Me'ma and the Great Mountain by Lorin Morgan-Richards is about little girl named Me'ma who lives in an oppressed village called Sunken Creek. Faced with removal, Me'ma brings to focus her extraordinary ability to see ghoulish characters who try to help her in overcoming the nightmare she and her people are facing from an evil tyrant. Includes a special foreword by Corine Fairbanks (Oglala Lakota).
A young girl named Me'ma makes a daring escape when the Baron's men invade her village. Aided by a wolf named Bright Eye and her two purple leaf dolls, Xetacu and Tchesue, she heads up the river toward the Great Mountain. Grandfather told her that the land beyond was beautiful, free from all cruelty. Me'ma decides this is the place she longs to settle and sets off with determination.
Along the way, she meets some interesting characters: a man with a head that tilts off, and needs to be held in place (he had been hanged), a woman whose body is split in two, and one half falls off the other when not belted securely (she had been sawed in half), and various mounted, stuffed, and skinned animals who have learned the ability to talk. And finally she meets the Baron and his henchmen, face to face, in a great showdown over the Serpent.
While Me'ma journeys toward the Great Mountain, her overriding concern is the for the native people, plants and animals of the area. Respecting nature comes easily to Me'ma, and she wants everyone to be treated safely and fairly. And since the Baron and the Serpent are the enemies of all, Me'ma particularly wants him stopped. Symbolizing the way native peoples were removed from their land, this story reminds us that nothing good can come from such violence. Me'ma and the Great Mountainis a lesson reminding us of our obligation to treat others with fairness and kindness, allowing all to remain free. Reviewer: Alice Berger
Me'ma and Bright Eye, her wolf companion, lived happily with her grandfather in Sunken Creek, their native village. He taught her about the meaning and value of the purple leaf tree in their lives. But the settlers had arrived and all but destroyed the purple leaf trees, except for those on the Great Mountain. Me'ma also learned she possesses the ability to communicate with animals and the spirit world, a gift from her ancestors. But she does not yet understand it. One terrifying day the evil Baron and his men arrive on horseback and destroy the village and capture the villagers. With the help of Bright Eye, Me'ma escapes with her two purple leaf dolls, Xetacu and Tchesue.
Thus begins Me'ma's amazing journey to find safety and a new life on the Great Mountain. Along the way she meets some unusual characters in the animal and spirit world and discovers the secrets of her own special gift.
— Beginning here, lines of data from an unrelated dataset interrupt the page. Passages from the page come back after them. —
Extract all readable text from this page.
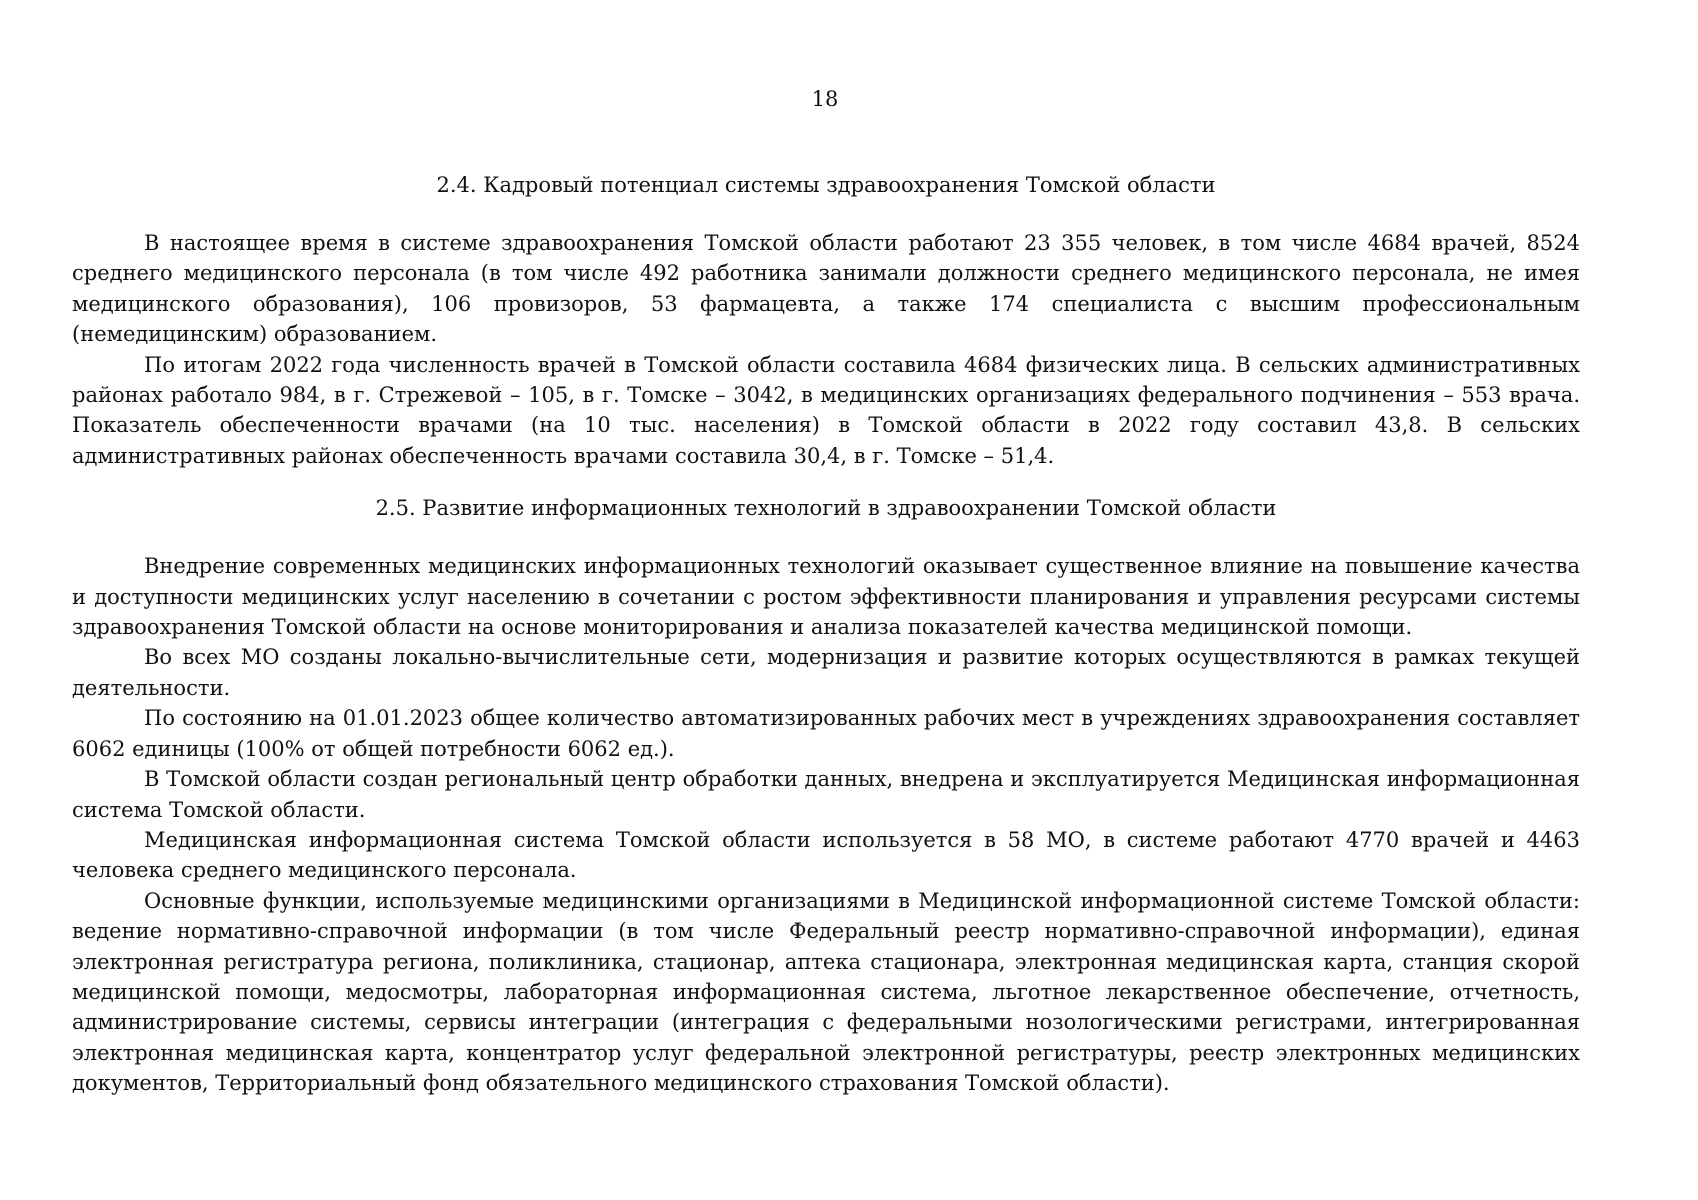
18
2.4. Кадровый потенциал системы здравоохранения Томской области

В настоящее время в системе здравоохранения Томской области работают 23 355 человек, в том числе 4684 врачей, 8524 среднего медицинского персонала (в том числе 492 работника занимали должности среднего медицинского персонала, не имея медицинского образования), 106 провизоров, 53 фармацевта, а также 174 специалиста с высшим профессиональным (немедицинским) образованием.

По итогам 2022 года численность врачей в Томской области составила 4684 физических лица. В сельских административных районах работало 984, в г. Стрежевой – 105, в г. Томске – 3042, в медицинских организациях федерального подчинения – 553 врача. Показатель обеспеченности врачами (на 10 тыс. населения) в Томской области в 2022 году составил 43,8. В сельских административных районах обеспеченность врачами составила 30,4, в г. Томске – 51,4.

2.5. Развитие информационных технологий в здравоохранении Томской области

Внедрение современных медицинских информационных технологий оказывает существенное влияние на повышение качества и доступности медицинских услуг населению в сочетании с ростом эффективности планирования и управления ресурсами системы здравоохранения Томской области на основе мониторирования и анализа показателей качества медицинской помощи.

Во всех МО созданы локально-вычислительные сети, модернизация и развитие которых осуществляются в рамках текущей деятельности.

По состоянию на 01.01.2023 общее количество автоматизированных рабочих мест в учреждениях здравоохранения составляет 6062 единицы (100% от общей потребности 6062 ед.).

В Томской области создан региональный центр обработки данных, внедрена и эксплуатируется Медицинская информационная система Томской области.

Медицинская информационная система Томской области используется в 58 МО, в системе работают 4770 врачей и 4463 человека среднего медицинского персонала.

Основные функции, используемые медицинскими организациями в Медицинской информационной системе Томской области: ведение нормативно-справочной информации (в том числе Федеральный реестр нормативно-справочной информации), единая электронная регистратура региона, поликлиника, стационар, аптека стационара, электронная медицинская карта, станция скорой медицинской помощи, медосмотры, лабораторная информационная система, льготное лекарственное обеспечение, отчетность, администрирование системы, сервисы интеграции (интеграция с федеральными нозологическими регистрами, интегрированная электронная медицинская карта, концентратор услуг федеральной электронной регистратуры, реестр электронных медицинских документов, Территориальный фонд обязательного медицинского страхования Томской области).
Adventure flows like a river as the struggles and courage of indigenous people are revealed through the eyes of one brave girl. "Me'ma and the Great Mountain" has plenty of humor and peril and peculiar characters to keep young readers fascinated - maybe even awestruck.
Reviewer: Peggy Tibbetts
The book is a heroic quest set against the backdrop of destructive colonialism, as a young girl is forced to flee her village home in the wake of greedy settlers mining in the nearby mountains. Here, the author represents vast numbers of real life displaced and annihilated indigenous people, but told through the eyes of a little girl named Me'ma. Morgan-Richards knows the best fantasy fiction isn't safe. His story tackles mature themes in a way that's accessible to youngsters, but doesn't candy-coat the topic. The author presents his themes3/4colonialism, exploitation, and environmentalism3/4in a graspable manner using fantastical characters and creatures. His world is one in which noble animals speak, and humans are often monstrous beasts.
While sophisticated youngsters can easily digest the adventure story, it also gives them much to think about in terms of responsible stewardship of the Earth and its inhabitants. To say that the author's ultimate goal is to instill empathy would not be far-fetched. Me'ma is a young villager from Sunken Creek, forced to flee when settlers destroy her home. Accompanied by her pint-sized living dolls, Xetacu and Tchesue, she sets off on a journey beyond the Great Mountain that overlooks their village. Me'ma and her companions hope to find safety beyond the mountain, but must brave the treacherous path through the grand purple mountain to get there. On the way they encounter many strange characters, some benevolent, others not to be trusted. Me'ma must also face the evil Baron, the man responsible for destroying her peoples' way of life. Only Me'ma's resolve can ensure that she and her companions overcome threatening obstacles to reach their destination. Although the story is suitable for children, the author's use of whimsical descriptions and simple dialogue never panders to his audience.
At times, Me'ma's journey gets a bit frightening. It would be best for especially sensitive kids if this story were shared with an adult. The world around the Great Mountain may be fantasy, but it's also very similar to our own. The Baron's settlers, in their haste to get rich, destroy the ecosystem and enslave the villagers. The symptoms of their way of life are stealing, lying, and violence. A train is seen as a large and hungry serpent, one that brings more settlers in as it takes resources out. It's certainly dark material, yet the author is able to find a successful balance to keep the story from being a discouraging bummer.